Check that your decisions and actions arise from analysis of the school’s attendance data.

Put in place a schoolwide attendance focus

Read the Systems section of Kiwi Leadership for Principals (pages 19–20) to confirm the professional characteristics used as you work on this process.

This principal’s checklist provides a guide for schoolwide attendance as part of your school’s engagement in learning strategy:

  • Our daily recording of attendance provides accurate and timely summaries week in and week out. Reworks to overcome entry errors are rare.
  • In our school, a range of people (class or form teachers, deans, senior staff) use the attendance data as a basis for strengthening student engagement through personalised approaches and systems.
  • Our monitoring of attendance data at least meets the criteria suggested in the Attendance Guidelines (PDF 1MB), page 8.
  • Our parents are regularly informed about their children’s attendance weaknesses and asked to play a key role in rectifying them.
  • There is a schoolwide process for acknowledging excellence in attendance.
  • We apply absence and truancy procedures fully and consistently. We work collaboratively with other schools, the Truancy Service, and other agencies.
  • Recording of attendance and absence is making full or increasing use of computer technology to reduce the dollar and human costs of schoolwide monitoring.
  • At least every 6 months, we reflect on the attendance issues that are of concern to teachers and, where necessary, provide action based on the analysis of data collected from day to day.
  • Our annual reviews of attendance processes use criteria like those from the Attendance Guidelines, page 7.

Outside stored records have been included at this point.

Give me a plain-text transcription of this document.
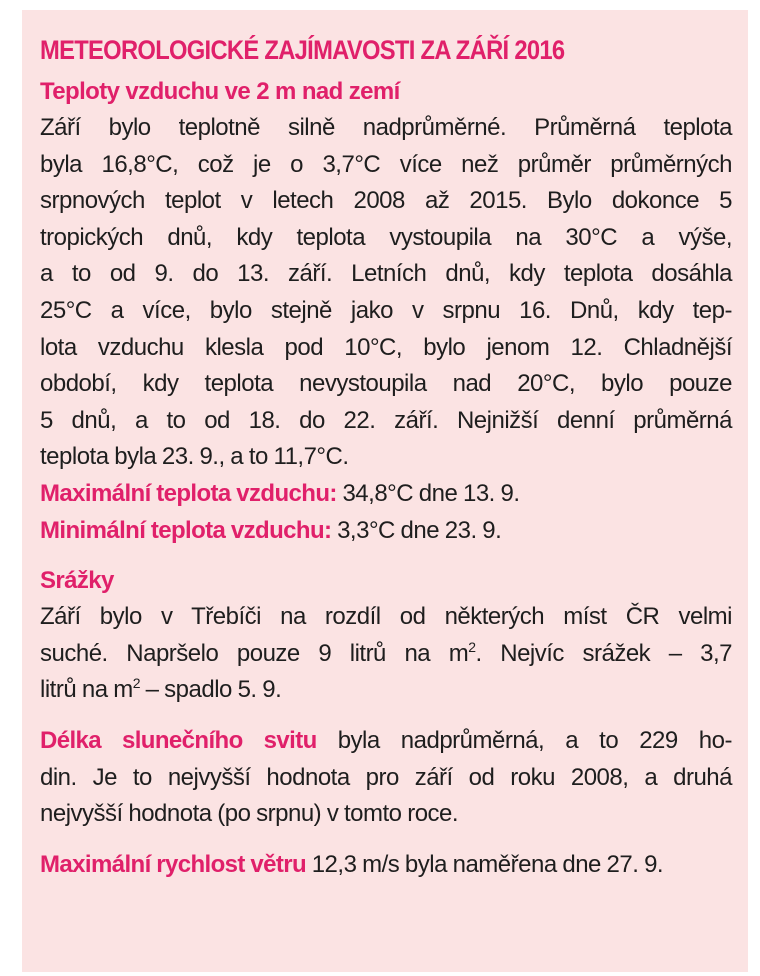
METEOROLOGICKÉ ZAJÍMAVOSTI ZA ZÁŘÍ 2016
Teploty vzduchu ve 2 m nad zemí

Září bylo teplotně silně nadprůměrné. Průměrná teplota

byla 16,8°C, což je o 3,7°C více než průměr průměrných

srpnových teplot v letech 2008 až 2015. Bylo dokonce 5

tropických dnů, kdy teplota vystoupila na 30°C a výše,

a to od 9. do 13. září. Letních dnů, kdy teplota dosáhla

25°C a více, bylo stejně jako v srpnu 16. Dnů, kdy tep-

lota vzduchu klesla pod 10°C, bylo jenom 12. Chladnější

období, kdy teplota nevystoupila nad 20°C, bylo pouze

5 dnů, a to od 18. do 22. září. Nejnižší denní průměrná

teplota byla 23. 9., a to 11,7°C.

Maximální teplota vzduchu: 34,8°C dne 13. 9.

Minimální teplota vzduchu: 3,3°C dne 23. 9.

Srážky

Září bylo v Třebíči na rozdíl od některých míst ČR velmi

suché. Napršelo pouze 9 litrů na $m^2$. Nejvíc srážek – 3,7

litrů na $m^2$ – spadlo 5. 9.

Délka slunečního svitu byla nadprůměrná, a to 229 ho-

din. Je to nejvyšší hodnota pro září od roku 2008, a druhá

nejvyšší hodnota (po srpnu) v tomto roce.

Maximální rychlost větru 12,3 m/s byla naměřena dne 27. 9.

Use this checklist and the Attendance Guidelines (PDF 1MB) to help you ensure the schoolwide processes are in place and working to improve the levels of engagement.

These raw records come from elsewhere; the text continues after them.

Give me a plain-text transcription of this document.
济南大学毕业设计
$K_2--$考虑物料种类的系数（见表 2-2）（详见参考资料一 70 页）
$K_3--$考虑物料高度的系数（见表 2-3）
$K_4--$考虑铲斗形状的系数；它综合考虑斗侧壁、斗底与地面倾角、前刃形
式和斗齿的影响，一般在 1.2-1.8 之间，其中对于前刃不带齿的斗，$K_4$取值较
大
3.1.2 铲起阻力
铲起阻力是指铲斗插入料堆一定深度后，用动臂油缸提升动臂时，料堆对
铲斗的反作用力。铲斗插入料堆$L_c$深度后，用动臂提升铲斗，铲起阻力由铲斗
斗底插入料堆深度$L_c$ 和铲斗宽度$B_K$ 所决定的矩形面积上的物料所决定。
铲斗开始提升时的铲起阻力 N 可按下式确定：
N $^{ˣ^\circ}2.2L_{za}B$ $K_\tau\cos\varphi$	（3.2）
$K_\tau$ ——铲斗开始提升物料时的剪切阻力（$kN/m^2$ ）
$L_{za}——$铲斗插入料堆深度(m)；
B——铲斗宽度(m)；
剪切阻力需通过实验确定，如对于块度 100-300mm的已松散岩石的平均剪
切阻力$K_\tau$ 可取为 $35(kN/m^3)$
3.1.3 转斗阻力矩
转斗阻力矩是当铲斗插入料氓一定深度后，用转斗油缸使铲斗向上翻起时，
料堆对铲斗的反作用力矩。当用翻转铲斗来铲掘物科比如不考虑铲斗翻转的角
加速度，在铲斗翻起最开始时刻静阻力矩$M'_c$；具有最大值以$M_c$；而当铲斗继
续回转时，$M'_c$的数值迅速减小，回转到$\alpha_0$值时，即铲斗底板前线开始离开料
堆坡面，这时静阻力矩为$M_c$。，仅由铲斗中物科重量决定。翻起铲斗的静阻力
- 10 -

Probably 70–80 per cent of students will respond satisfactorily and meet the communication demands of such systems. (For example, parents phone in absences.)

Emphasise teachers' responsibility for attendance

  • Reduce in-school variation in attendance: Teachers taking responsibility for the attendance at their class(es) will personalise messages to students about any lack of attendance. Such action is likely to bring improvement when combined with active work on engagement processes to provide "dynamic classrooms led rather than ruled by teachers" (see Withers’ suggestions above).
  • Target: Clearly identify those students who are not meeting school expectations and require teachers to provide a focus on them. Such an approach will bring attendance improvement with another 5–15 per cent of students as they respond to a more personalised education system.

Engage support agencies, counsellors, and other services

Take responsibility for the truants and difficult cases by participating in district support systems. Be able to clearly identify who is in this group.

  • Truancy Service, Group Special Education, social welfare agencies, drug and alcohol counsellors, iwi authorities, and other social services may all play a role in working with the students who have the worst attendance.
  • Develop effective communication systems with these agencies. Ensure that daily information flows are working well, as required.
  • Participate in district truancy initiatives and support any local committee.
  • Recognise that at intermediate and secondary school level, the complexity of working with truants is often beyond the resources of your school alone.
  • Ensure there are means to reintegrate students who have had lengthy absences so the ‘pull factors’ of school can get to work.